À Lourdes (Hautes-Pyrénées), le 25 mars 1858, la Dame qui apparaît à Bernadette Soubirous depuis des semaines révèle enfin son nom : « Que soy era immaculada councepciou » (« Je suis l’Immaculée Conception »).Cela faisait alors quatre ans que le dogme de l’Immaculée Conception faisait partie de la foi catholique. Mais cela faisait déjà plusieurs siècles que la Vierge était célébrée sous ce nom, le 8 décembre.
Repartons du commencement. De tout temps, les chrétiens ont vénéré Marie. Elle est représentée dans les catacombes. Elle est reconnue comme la Mère de Dieu au concile d’Ephèse (Turquie actuelle) en 431, une Mère toute sainte, que le péché n’a pu toucher. On ne se croyait pas obligé d’en dire davantage.
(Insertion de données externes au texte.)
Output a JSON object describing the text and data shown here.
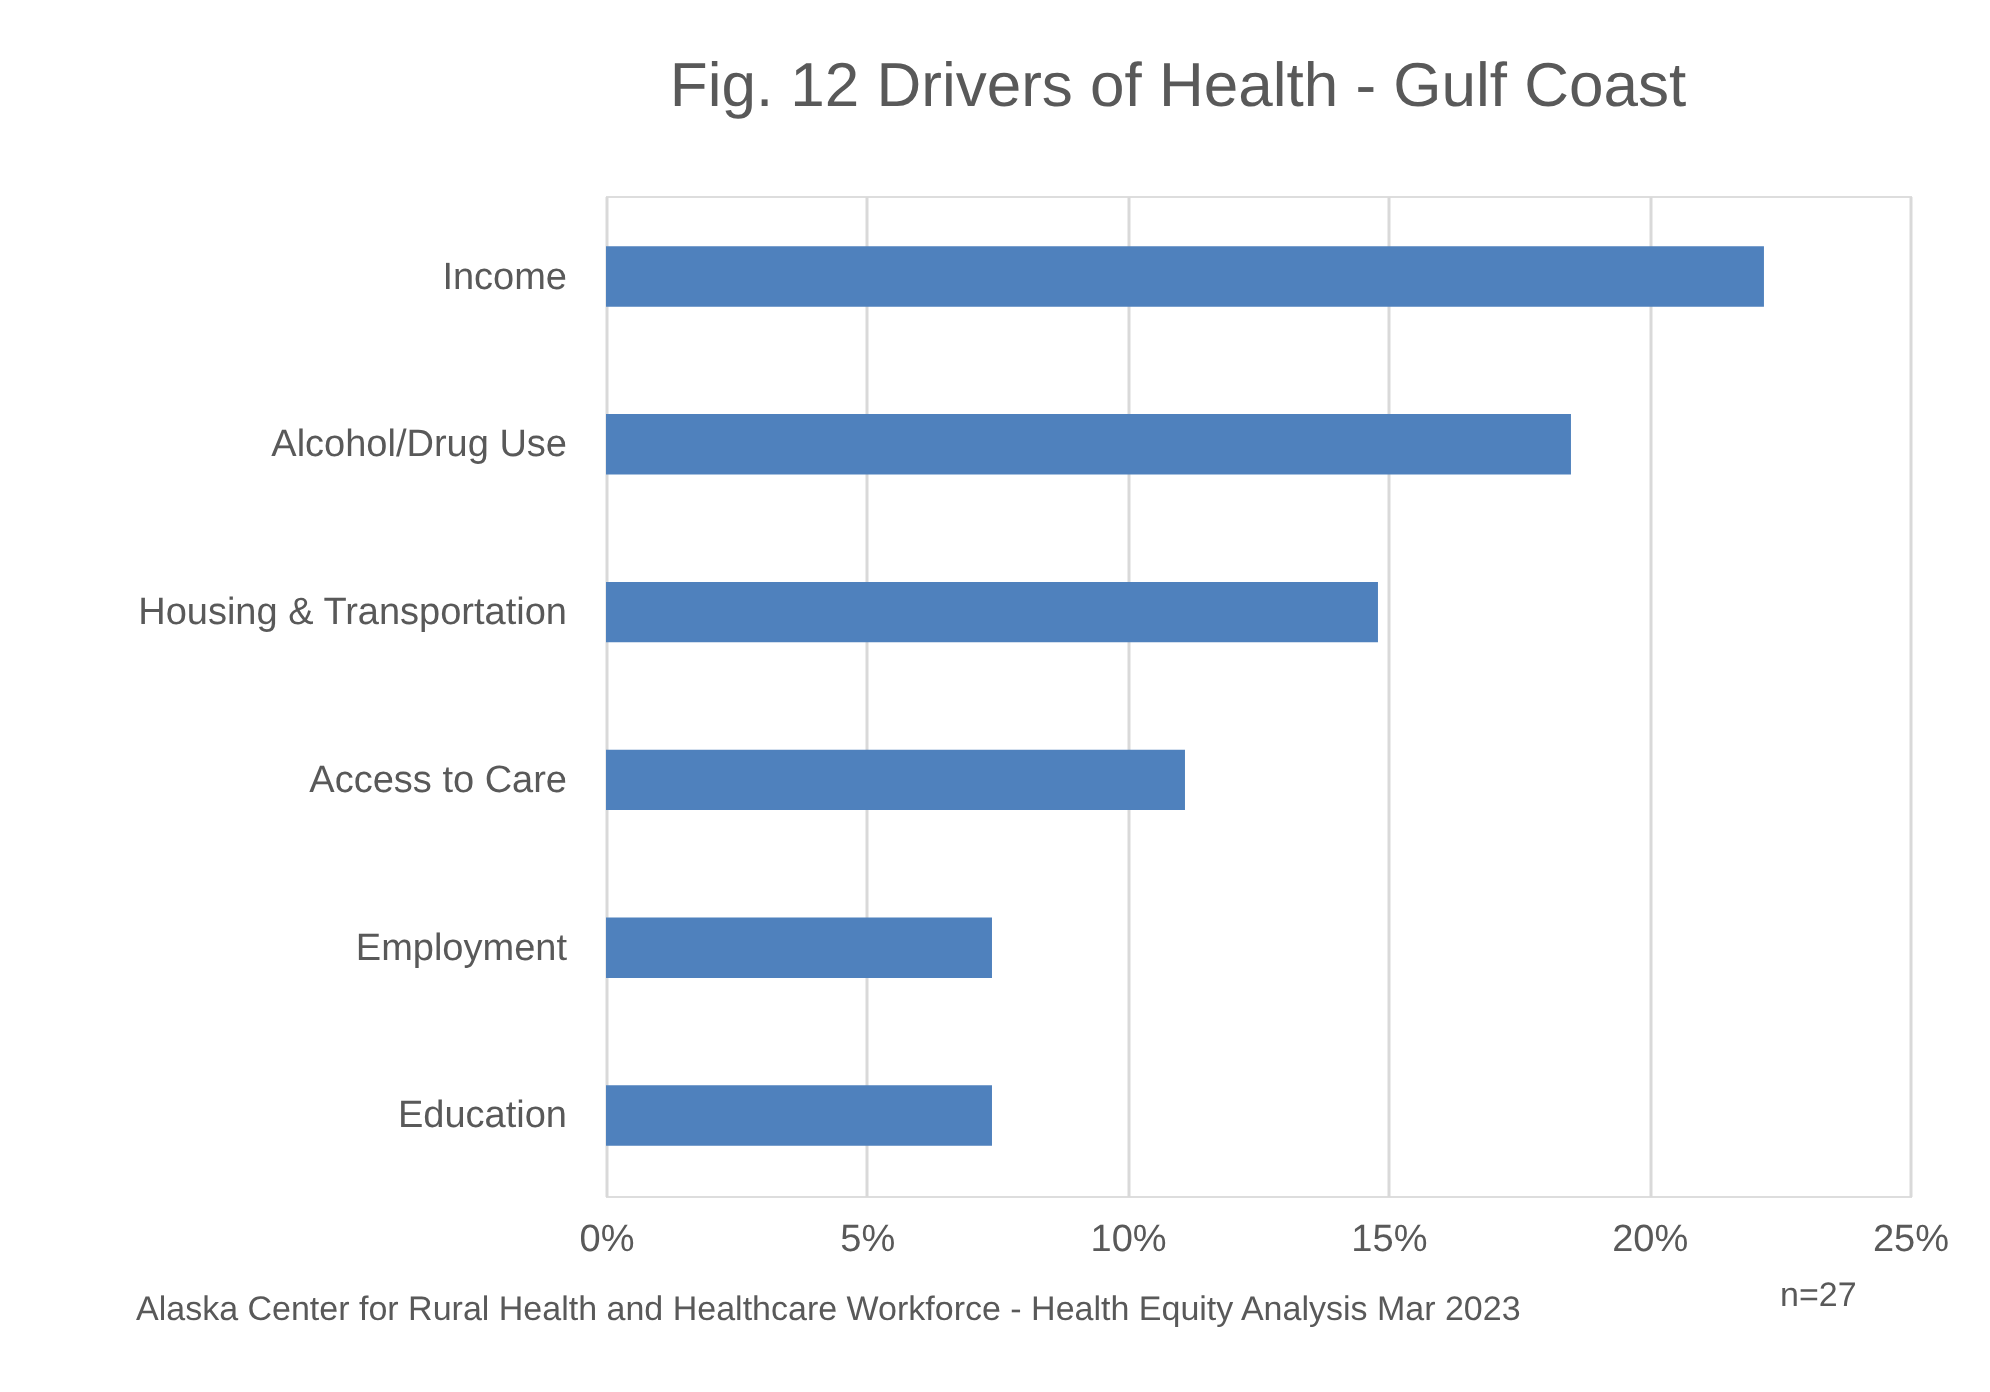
{
  "chart_data": {
    "type": "bar",
    "orientation": "horizontal",
    "title": "Fig. 12 Drivers of Health - Gulf Coast",
    "categories": [
      "Income",
      "Alcohol/Drug Use",
      "Housing & Transportation",
      "Access to Care",
      "Employment",
      "Education"
    ],
    "values": [
      22.2,
      18.5,
      14.8,
      11.1,
      7.4,
      7.4
    ],
    "color": "#4f81bd",
    "xlim": [
      0,
      25
    ],
    "xticks": [
      {
        "value": 0,
        "label": "0%"
      },
      {
        "value": 5,
        "label": "5%"
      },
      {
        "value": 10,
        "label": "10%"
      },
      {
        "value": 15,
        "label": "15%"
      },
      {
        "value": 20,
        "label": "20%"
      },
      {
        "value": 25,
        "label": "25%"
      }
    ],
    "grid": "x",
    "annotations": [
      "Alaska Center for Rural Health and Healthcare Workforce - Health  Equity Analysis Mar 2023",
      "n=27"
    ]
  }
}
Comme on ne se croyait pas obligé de mettre des mots pour définir comment le Christ est réellement présent dans l’Eucharistie. Cela allait de soi, pour le croyant.
Un désaccord initial. Mais, avec le temps, des questions se posées qui n’avaient pas été aperçues d’abord. Que Marie n’ait pas péché personnellement, nul, ou presque, ne le contestait. Dans le comportement de son Fils, elle n’avait pas toujours tout compris mais elle ne l’a jamais renié. Elle est présente au pied de la Croix. Pourtant saint Paul a dit que « tous ont péché » (Romains III, 23). La faute d’Adam a des suites… L’Humanité est blessée, c’est le péché originel. A-t-il atteint celle qui serait appelée à devenir la Mère de Dieu ? Au Moyen Âge, Franciscains et Dominicains ne sont pas du même avis sur ce point. Les Franciscains et la faculté de théologie de la Sorbonne sont favorables à l’Immaculée Conception. Le franciscain Jean Duns (1265-1308) est l’auteur de la maxime « Potuit, decuit, fecit » (« Dieu pouvait préserver sa Mère du péché de la race, il convenait qu’il le fît et il l’a fait »). Saint Thomas d’Aquin et, avant lui, un grand dévot de la Vierge, saint Bernard de Clairvaux, pensent quant à eux que la parole de saint Paul ne souffre pas d’exception et que la Vierge Marie, si sainte soit-elle, n’a pas été exempte du lot commun de l’Humanité.
La décision du Concile de Trente. Par la Constitution Grave nimis (1483), le pape Sixte IV interdit au XVe siècle aux tenants de l’une ou l’autre position de s’invectiver : ni les uns, ni les autres ne sauraient « se rendre coupables d’hérésie ou de péché mortel, puisque la chose n’a pas encore été décidée par l’Église romaine et le Siège apostolique ». Le Concile de Trente (1545-1563), en publiant son décret dogmatique sur le péché originel, dans lequel il est établi et défini que tous les hommes naissent atteints du péché originel, déclare pourtant d’une manière solennelle qu’il n’a pas l’intention de comprendre dans ce décret la bienheureuse et Immaculée Vierge Marie et approuve la sage mesure de Sixte IV. Par cette déclaration, les Pères du Concile de Trente font entendre que l’Immaculée est exempte de la tache originelle.
Priée avant d’être définie. L’absence de définition dogmatique n’a pas empêché les chrétiens de célébrer la conception de Marie sans péché, inspirés par le récit de l’Annonciation : Marie est « comblée de grâce » (Luc I, 28). Dès les premiers siècles du christianisme, tant en Orient qu’en Occident, on célèbre la pureté de Marie qui est « Panaghia », toute sainte, sanctifiée par l’Esprit-Saint. Selon les lieux, la fête de l’Immaculée Conception apparaît à diverses époques, avant de devenir universelle en 1602. En l’absence de dogme, l’appellation « Marie conçue sans péché » se répand, particulièrement après les apparitions de la rue du Bac à Paris en 1830. La Vierge demande à Catherine Labouré de faire frapper une médaille portant ces mots : « Ô Marie conçue sans péché, priez pour nous qui avons recours à vous. » Sans se prononcer sur les apparitions elles-mêmes, l’archevêque de Paris autorise la frappe de la médaille que l’on dira vite miraculeuse et qui est reproduite à des millions d’exemplaires. Bernadette Soubirous elle-même la portait.